MEMAHAMI HUKUM (SERI RENUNGAN ROBENSJAH SJACHRAN)

MEMAHAMI HUKUM

“Hukum itu sebenarnya adalah untuk mengatur kehidupan bermasyarakat demi kelangsungan hidupnya. Hukum pada dasarnya tidak dirasakan ada ketika interaksi antar warga masyarakat berjalan smooth. Kehadiran hukum baru diperlukan ketika kepentingannya terganggu. Manakala ada perbuatan tidak menyenangkan, haknya dilanggar orang, terjadi kelalaian, wanprestasi, atau terjadi konflik kepentingan, barulah orang mempersoalkan hukum, memerlukan keberadaan hukum. Artinya, raison de’etre (reason for being) hukum ketika terjadi pertentangan kepentingan antar warga masyarakat”.

(OLeh : Robenjah Sjachran*)

SCNEWS.ID-BANJARMASIN. Sedekah Tak Sekadar Rupiah, Para sahabat yang mendambakan kebahagiaan hidup dan kesejahteraan, salam sehat dan salam sejahtera, semoga Allah selalu memberikan rahmat dan berkahnya kepada kita semua. Berbuat baik terhadap sesama, sekecil apapun kebaikan itu, adalah sama nilainya dengan sebuah sedekah.  Sedekah, atau sadakah, adalah pemberian kepada orang lain secara sukarela dan ikhlas tanpa dibatasi oleh waktu dan jumlah tertentu. Sedekah tidak hanya  menyumbangkan harta, tepatnya harta yang berwujud materi, tapi juga “harta” non materi.Janganlah engkau meremehkan kebaikan sekecil apapun, walaupun itu berupa cerahnya wajahmu ‎terhadap saudaramu” (HR. Muslim No. 2626).‎ Senyum di hadapan saudaramu adalah sedekah bagimu (HR At-Tirmidzi).
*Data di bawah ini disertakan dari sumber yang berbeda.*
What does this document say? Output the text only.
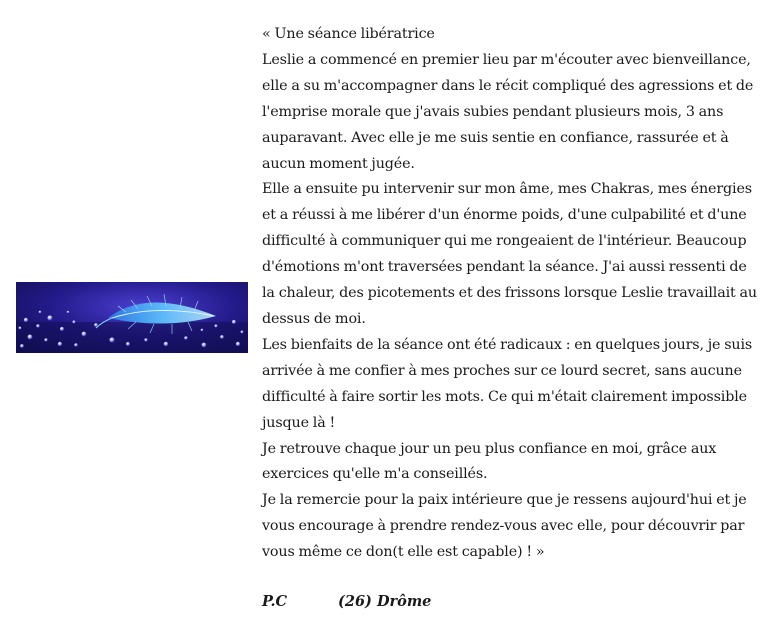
« Une séance libératrice

Leslie a commencé en premier lieu par m'écouter avec bienveillance, elle a su m'accompagner dans le récit compliqué des agressions et de l'emprise morale que j'avais subies pendant plusieurs mois, 3 ans auparavant. Avec elle je me suis sentie en confiance, rassurée et à aucun moment jugée.

Elle a ensuite pu intervenir sur mon âme, mes Chakras, mes énergies et a réussi à me libérer d'un énorme poids, d'une culpabilité et d'une difficulté à communiquer qui me rongeaient de l'intérieur. Beaucoup d'émotions m'ont traversées pendant la séance. J'ai aussi ressenti de la chaleur, des picotements et des frissons lorsque Leslie travaillait au dessus de moi.

Les bienfaits de la séance ont été radicaux : en quelques jours, je suis arrivée à me confier à mes proches sur ce lourd secret, sans aucune difficulté à faire sortir les mots. Ce qui m'était clairement impossible jusque là !

Je retrouve chaque jour un peu plus confiance en moi, grâce aux exercices qu'elle m'a conseillés.

Je la remercie pour la paix intérieure que je ressens aujourd'hui et je vous encourage à prendre rendez-vous avec elle, pour découvrir par vous même ce don(t elle est capable) ! »

P.C	(26) Drôme
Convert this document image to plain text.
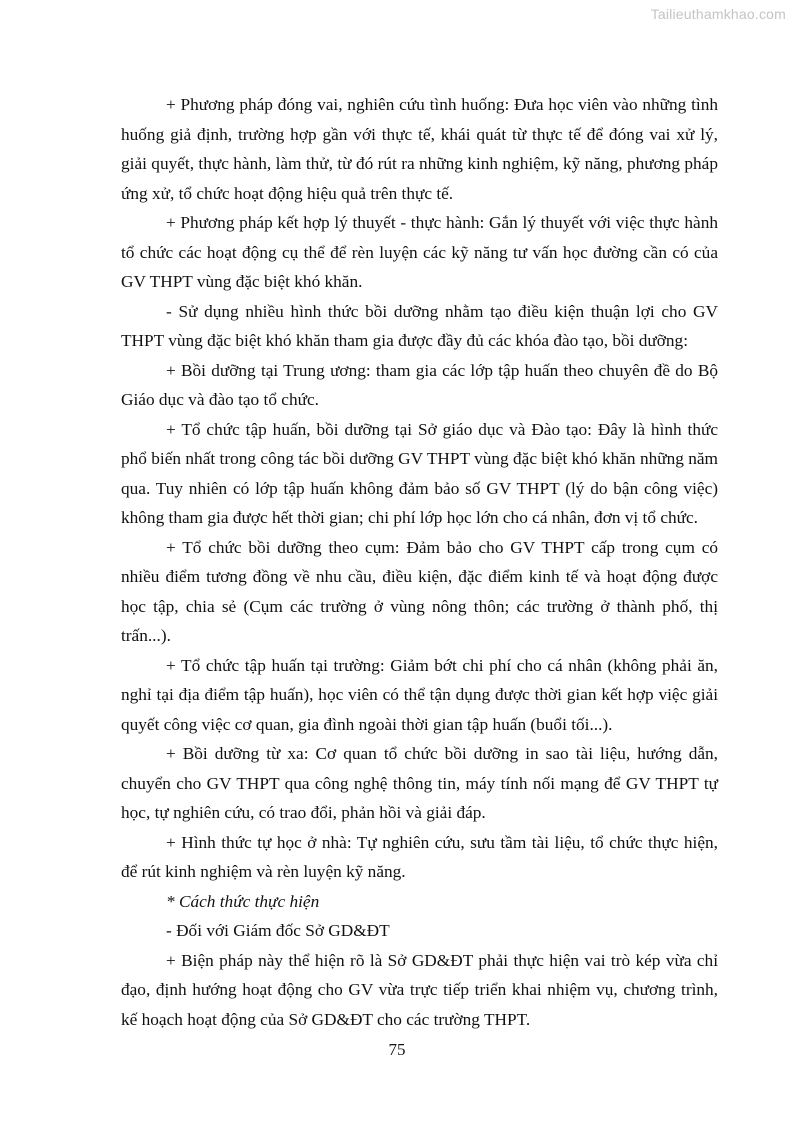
Tailieuthamkhao.com

+ Phương pháp đóng vai, nghiên cứu tình huống: Đưa học viên vào những tình huống giả định, trường hợp gần với thực tế, khái quát từ thực tế để đóng vai xử lý, giải quyết, thực hành, làm thử, từ đó rút ra những kinh nghiệm, kỹ năng, phương pháp ứng xử, tổ chức hoạt động hiệu quả trên thực tế.

+ Phương pháp kết hợp lý thuyết - thực hành: Gắn lý thuyết với việc thực hành tổ chức các hoạt động cụ thể để rèn luyện các kỹ năng tư vấn học đường cần có của GV THPT vùng đặc biệt khó khăn.

- Sử dụng nhiều hình thức bồi dưỡng nhằm tạo điều kiện thuận lợi cho GV THPT vùng đặc biệt khó khăn tham gia được đầy đủ các khóa đào tạo, bồi dưỡng:

+ Bồi dưỡng tại Trung ương: tham gia các lớp tập huấn theo chuyên đề do Bộ Giáo dục và đào tạo tổ chức.

+ Tổ chức tập huấn, bồi dưỡng tại Sở giáo dục và Đào tạo: Đây là hình thức phổ biến nhất trong công tác bồi dưỡng GV THPT vùng đặc biệt khó khăn những năm qua. Tuy nhiên có lớp tập huấn không đảm bảo số GV THPT (lý do bận công việc) không tham gia được hết thời gian; chi phí lớp học lớn cho cá nhân, đơn vị tổ chức.

+ Tổ chức bồi dưỡng theo cụm: Đảm bảo cho GV THPT cấp trong cụm có nhiều điểm tương đồng về nhu cầu, điều kiện, đặc điểm kinh tế và hoạt động được học tập, chia sẻ (Cụm các trường ở vùng nông thôn; các trường ở thành phố, thị trấn...).

+ Tổ chức tập huấn tại trường: Giảm bớt chi phí cho cá nhân (không phải ăn, nghỉ tại địa điểm tập huấn), học viên có thể tận dụng được thời gian kết hợp việc giải quyết công việc cơ quan, gia đình ngoài thời gian tập huấn (buổi tối...).

+ Bồi dưỡng từ xa: Cơ quan tổ chức bồi dưỡng in sao tài liệu, hướng dẫn, chuyển cho GV THPT qua công nghệ thông tin, máy tính nối mạng để GV THPT tự học, tự nghiên cứu, có trao đổi, phản hồi và giải đáp.

+ Hình thức tự học ở nhà: Tự nghiên cứu, sưu tầm tài liệu, tổ chức thực hiện, để rút kinh nghiệm và rèn luyện kỹ năng.

* Cách thức thực hiện

- Đối với Giám đốc Sở GD&ĐT

+ Biện pháp này thể hiện rõ là Sở GD&ĐT phải thực hiện vai trò kép vừa chỉ đạo, định hướng hoạt động cho GV vừa trực tiếp triển khai nhiệm vụ, chương trình, kế hoạch hoạt động của Sở GD&ĐT cho các trường THPT.

75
Pada kesempatan ini saya menyapa para sahabat dengan “senyuman”,  dengan rangkaian tulisan mengenalkan Hukum, yaitu  peraturan hidup yang sifatnya mengatur dan mewajibkan untuk melindungi kepentingan manusia, yang merasuki semua aspek kehidupan manusia, walaupun hanya sekadar  beberapa untaian kata bermakna hukum.

Apa “hukum” itu ?

Emmanuel Kant, filsuf Jerman yang lahir dan wafat di Konigsberg – kini beralih nama Kaliningrat –  mengatakan “noch suchen die juristen eine definition zu ihrem begriffe von recht”, tidak ada seorang yuris pun yang mampu membuat suatu definisi hukum yang tepat. Jangankan “definisi”, memberikan “istilah” atau “pengertian” yang memuaskan orang pada umumnya saja terhadap pertanyaan itu: adalah hal yang sulit !  Penyebabnya karena hukum itu tidak dapat ditangkap pancaindra.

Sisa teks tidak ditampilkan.